Egli non si pensa in contrapposizione alla Chiesa istituzionale e si avvicina all’arcivescovo di Palermo, Monsignor Salvatore Pappalardo. Molto noto ai mass media, dopo l’omelia pronunciata in occasione del funerale del generale Carlo Alberto Dalla Chiesa, nel 1982, Pappalardo è un vescovo capace di entrare in sintonia con le persone. Egli asseconda il desiderio di radicalità presente in quel giovane, recandosi a celebrare una liturgia con lui e i suoi amici mendicanti.
Missione Speranza e Carità è il nome che lo stesso Biagio Conte dà alla prima struttura che crea dal nulla, in uno spazio abbandonato alla periferia di Palermo. La Missione è una comunità che diviene in poco tempo luogo di accoglienza per centinaia di poveri. Mentre cresce la casa da lui creata, Biagio impara presto a relazionarsi con quelle istituzioni che non sanno dare risposte ai più fragili. Egli stesso avrebbe raccontato di un incontro con don Giuseppe Puglisi avvenuto il 15 settembre del 1993, il giorno in cui il martire avrebbe trovato la morte per mano mafiosa, mentre entrambi attendono di essere ricevuti da un funzionario comunale a cui chiedono risposte per i loro progetti.

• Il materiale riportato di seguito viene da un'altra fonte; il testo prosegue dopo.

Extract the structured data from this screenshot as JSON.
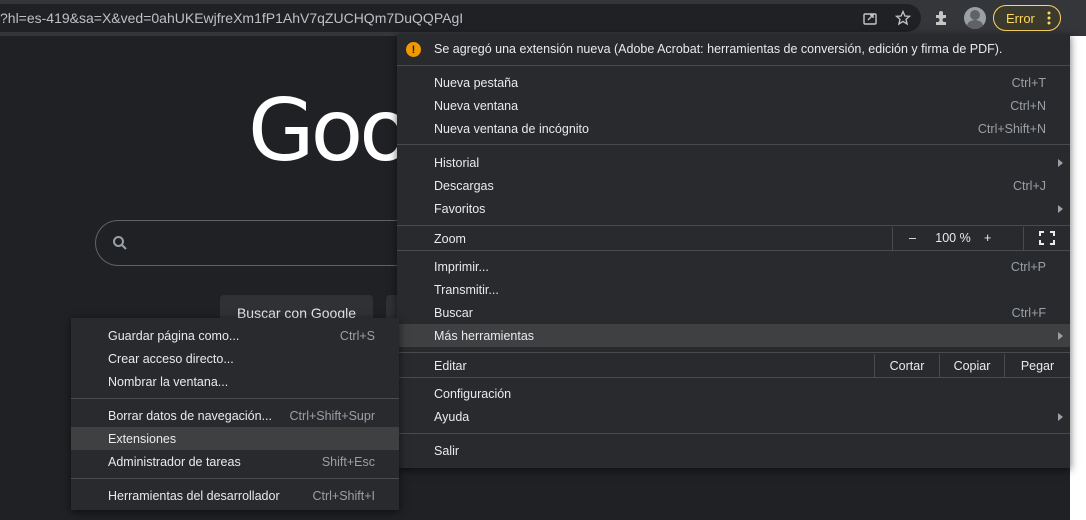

L’11 novembre 2022, Biagio scrive: “Non sappiamo amare, donare, aiutare e non troviamo il tempo di pregare, per chiedere l’aiuto al buon Dio. Il nostro io, il potere, la rivalità e l’avidità non edificano ma demoliscono la pace, la solidarietà, l’aiuto verso il nostro prossimo”.
Qual era il segreto di quest’uomo, che comunicava una grande gioia ben al di là del perimetro ecclesiale? Ho creduto di intuirlo la notte in cui, con gli amici di Sant’Egidio, accompagnammo da lui un mendicante, appena uscito dall’ospedale e bisognoso di un rifugio. Mentre parlava, Biagio iniziò a lavare i piedi di quell’uomo, con la naturalezza di chi non guarda al povero come ad un estraneo: “Spero tanto che comprendiamo che i poveri non sono un mondo a parte, ma sono parte di noi, sono la nostra vera ricchezza, la nostra vera speranza, la nostra salvezza”.
Dobbiamo comprendere molto su Biagio Conte, ma la sua Missione proseguirà dopo la sua morte, grazie a quanti hanno accolto il suo messaggio: “Sono un pellegrino che deve compiere una grande missione, ma ognuno di noi deve compiere una grande missione. Dobbiamo prenderci ciascuno la propria responsabilità per il bene di tutti”.